Les séismes qui ont eu lieu à proximité des villes de Gaziantep et d’Ekinözü
[1] sont à l’origine d’un désastre humain de rare ampleur. Tant la Turquie que la Syrie voisine déplorent des dizaines de milliers de morts – selon un décompte toujours provisoire à l’heure où ce texte est rédigé –, bien plus de blessés et une dévastation matérielle considérable. Certaines villes, comme Antakya ou Kahramanmaraş, ont été détruites à grande échelle. S’agissant de la Syrie, pays singulièrement ravagé par une décennie de bombardements gouvernementaux et russes, plus de cinq millions de personnes ont perdu leur logement à la suite de la succession des tremblements de terre
[2].
La catastrophe est arrivée au sein de l’une des zones géographiques les plus conflictuelles au monde. Loin d’autoriser la trêve, elle accentue les polarisations parmi les parties en présence. À son corps défendant, le drame agit ainsi comme un crible efficace pour donner à voir les enjeux collectifs qui trouvent leur foyer dans la région. Aussi un célèbre journal satirique français – connu pour sa position intransigeante à l’égard de l’islam et des musulmans – ne s’y est-il pas trompé en se
réjouissant de la survenue du tremblement de terre – laquelle supplée d’hypothétiques « chars ». Comme souvent s’agissant du Moyen-Orient, le
transfert agit à plein : on se gausse de la mort
là-bas de ceux que l’on désigne comme adversaires
ici. Quoique déplorable, la caricature demeure pourtant inoffensive. Il en est tout autrement de la campagne orchestrée par le régime de Bachar al-Assad
[3] à l’occasion du séisme. Sans surprise, l’État du Baath – soit le parti panarabe qui gouverne la Syrie depuis 1963 –prend appui sur la catastrophe pour réclamer la fin de sa mise au ban internationale, laquelle avait été décrétée à la suite de l’impitoyable répression qu’il a opposée au soulèvement populaire de 2011. L’argument parait simple : il s’agit ainsi d’alléger le fardeau des Syriens, en supprimant les verrous juridiques qui entravent la solidarité internationale à l’heure la plus tragique. Hormis la généreuse raison humanitaire, toute forme de politisation de l’évènement parait aussi malvenue qu’hors de propos.
Le récit est efficace. Quelques jours après le séisme, il est repris à l’unisson par la gauche anti-impérialiste – par-delà la diversité de ses variantes nationales
[4] –, l’extrême-droite européenne
[5] – historiquement favorable à la dynastie Assad
[6] –, le mouvement décolonial
[7], les restes du nationalisme arabe
[8] et de nombreuses instances internationales. Comme depuis une décennie, la tragédie syrienne sert ainsi de terre de projection – le psychanalyste dirait de
sublimation – à des formes politiques issues de tout autres configurations socio-historiques .
Même répétée à l’infini, la mystification que tous font leur demeure cependant de part en part trompeuse. Euphémisé – « il faut lever les sanctions pour raison humanitaire » – ou explicite – « elles étaient dès le départ indues » –, le soutien à Bachar al-Assad s’exprimant à l’heure de la catastrophe repose ainsi sur la méconnaissance de la situation historique syrienne et une longue série de mensonges que ses affidés répandent dans le débat public en même temps que la politique de normalisation avec le régime du Baath à laquelle ils invitent.
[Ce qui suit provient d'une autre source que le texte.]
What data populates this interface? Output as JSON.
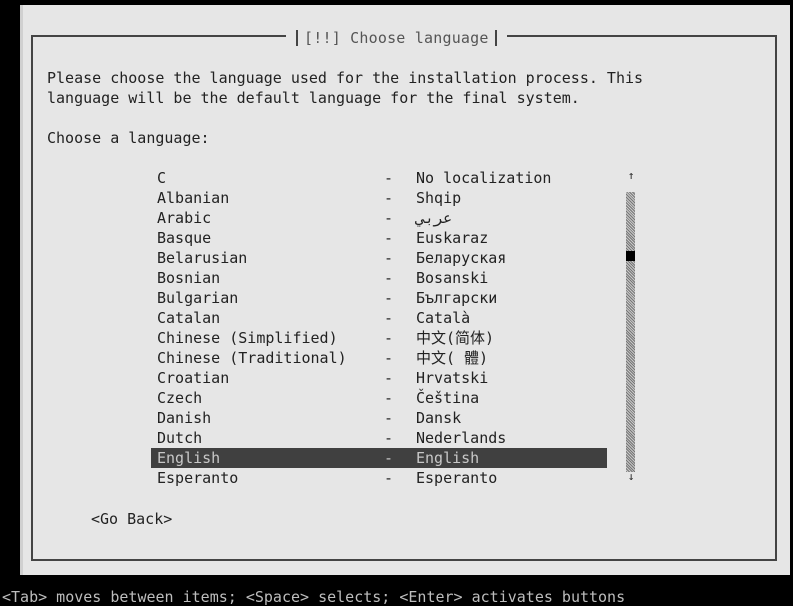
{
  "dialog": {
    "title": "[!!] Choose language",
    "description_line1": "Please choose the language used for the installation process. This",
    "description_line2": "language will be the default language for the final system.",
    "prompt": "Choose a language:"
  },
  "languages": [
    {
      "name": "C",
      "native": "No localization"
    },
    {
      "name": "Albanian",
      "native": "Shqip"
    },
    {
      "name": "Arabic",
      "native": "عربي"
    },
    {
      "name": "Basque",
      "native": "Euskaraz"
    },
    {
      "name": "Belarusian",
      "native": "Беларуская"
    },
    {
      "name": "Bosnian",
      "native": "Bosanski"
    },
    {
      "name": "Bulgarian",
      "native": "Български"
    },
    {
      "name": "Catalan",
      "native": "Català"
    },
    {
      "name": "Chinese (Simplified)",
      "native": "中文(简体)"
    },
    {
      "name": "Chinese (Traditional)",
      "native": "中文( 體)"
    },
    {
      "name": "Croatian",
      "native": "Hrvatski"
    },
    {
      "name": "Czech",
      "native": "Čeština"
    },
    {
      "name": "Danish",
      "native": "Dansk"
    },
    {
      "name": "Dutch",
      "native": "Nederlands"
    },
    {
      "name": "English",
      "native": "English"
    },
    {
      "name": "Esperanto",
      "native": "Esperanto"
    }
  ],
  "selected_language": "English",
  "separator": "-",
  "scroll": {
    "up_icon": "↑",
    "down_icon": "↓"
  },
  "buttons": {
    "go_back": "<Go Back>"
  },
  "footer": "<Tab> moves between items; <Space> selects; <Enter> activates buttons",
  "colors": {
    "background": "#000000",
    "dialog": "#e6e6e6",
    "selection": "#404040"
  }
}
En miroir, la réalité des
zones libérées de son emprise – qui ont été durement touchées par le séisme – sont complètement privées d’aide internationale et ignorées des relais du régime syrien, ce qui finit ainsi de convaincre que l’enjeu de la fin des sanctions pour ceux qui la défendent sitôt la survenue du séisme n’est guère d’essence humanitaire.
Aussi est-il nécessaire de défaire le fil logique qui parait mener de la catastrophe à la revendication au retour du régime de Bachar al-Assad parmi le concert des nations
respectables[9]. Simultanément, il s’agit d’interroger les possibilités de l’aide humanitaire à l’heure du séisme – lesquelles ne peuvent être déliées de la trame authentiquement politique que celui-ci redouble.